The article titled “Structure of the SARS-CoV-2 spike receptor-binding domain bound to the ACE2 receptor” published in the scientific journal Nature, details a study investigating the molecular interactions between the spike protein of the SARS-CoV-2 virus and the human ACE2 receptor. The researchers used cryo-electron microscopy to capture the atomic structure of the spike protein receptor-binding domain bound to the ACE2 receptor.
The study found that the spike protein has two distinct conformations, one that is open and available for binding and one that is closed and inaccessible.
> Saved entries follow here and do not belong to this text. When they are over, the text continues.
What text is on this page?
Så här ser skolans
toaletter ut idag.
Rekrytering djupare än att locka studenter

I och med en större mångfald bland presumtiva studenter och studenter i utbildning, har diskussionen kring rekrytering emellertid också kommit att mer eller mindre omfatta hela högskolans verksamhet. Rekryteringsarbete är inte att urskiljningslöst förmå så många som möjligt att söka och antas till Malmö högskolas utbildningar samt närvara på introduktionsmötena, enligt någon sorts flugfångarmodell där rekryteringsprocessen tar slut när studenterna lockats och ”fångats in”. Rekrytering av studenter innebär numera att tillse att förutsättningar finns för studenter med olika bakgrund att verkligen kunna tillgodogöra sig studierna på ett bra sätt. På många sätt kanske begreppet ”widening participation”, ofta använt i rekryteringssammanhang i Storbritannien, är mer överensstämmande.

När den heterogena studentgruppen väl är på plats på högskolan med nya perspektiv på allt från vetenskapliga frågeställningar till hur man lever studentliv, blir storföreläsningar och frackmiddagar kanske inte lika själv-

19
Additionally, the researchers discovered a hinge-like motion in the spike protein that allows it to switch between these two conformations.
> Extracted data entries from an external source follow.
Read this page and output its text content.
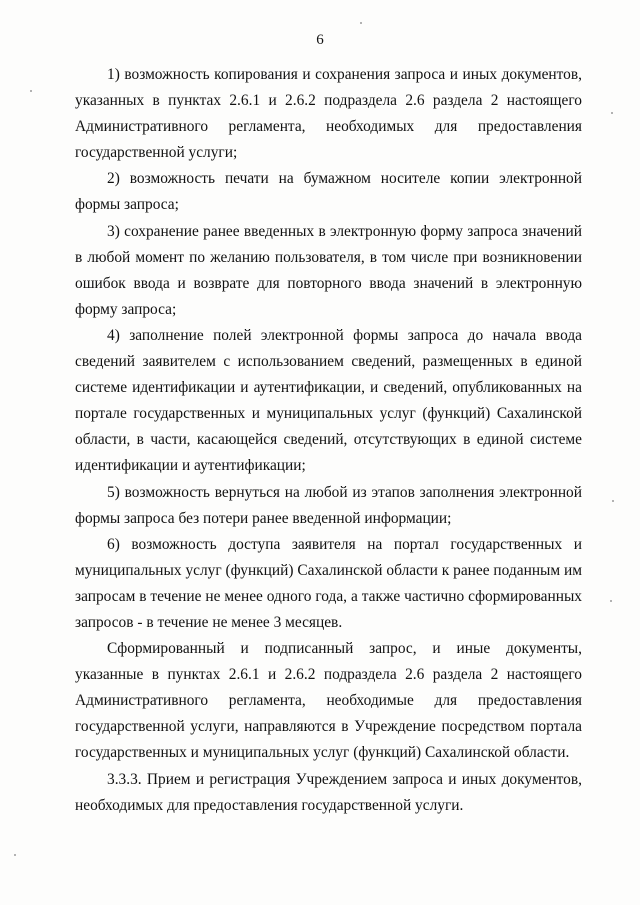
6

1) возможность копирования и сохранения запроса и иных документов, указанных в пунктах 2.6.1 и 2.6.2 подраздела 2.6 раздела 2 настоящего Административного регламента, необходимых для предоставления государственной услуги;

2) возможность печати на бумажном носителе копии электронной формы запроса;

3) сохранение ранее введенных в электронную форму запроса значений в любой момент по желанию пользователя, в том числе при возникновении ошибок ввода и возврате для повторного ввода значений в электронную форму запроса;

4) заполнение полей электронной формы запроса до начала ввода сведений заявителем с использованием сведений, размещенных в единой системе идентификации и аутентификации, и сведений, опубликованных на портале государственных и муниципальных услуг (функций) Сахалинской области, в части, касающейся сведений, отсутствующих в единой системе идентификации и аутентификации;

5) возможность вернуться на любой из этапов заполнения электронной формы запроса без потери ранее введенной информации;

6) возможность доступа заявителя на портал государственных и муниципальных услуг (функций) Сахалинской области к ранее поданным им запросам в течение не менее одного года, а также частично сформированных запросов - в течение не менее 3 месяцев.

Сформированный и подписанный запрос, и иные документы, указанные в пунктах 2.6.1 и 2.6.2 подраздела 2.6 раздела 2 настоящего Административного регламента, необходимые для предоставления государственной услуги, направляются в Учреждение посредством портала государственных и муниципальных услуг (функций) Сахалинской области.

3.3.3. Прием и регистрация Учреждением запроса и иных документов, необходимых для предоставления государственной услуги.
The results also showed that the interaction between the spike protein and ACE2 receptor is highly specific and that certain mutations in the spike protein can reduce the binding affinity to the ACE2 receptor. These findings have implications for the development of therapies and vaccines for COVID-19 as they provide insight into how the virus interacts with human cells and how these interactions can be disrupted.
The study’s findings contribute to our understanding of the molecular basis of the SARS-CoV-2 virus’s infectivity and provide a starting point for the development of new therapies and vaccines. The research may also aid in the development of treatments for other coronaviruses that use the same ACE2 receptor to infect cells.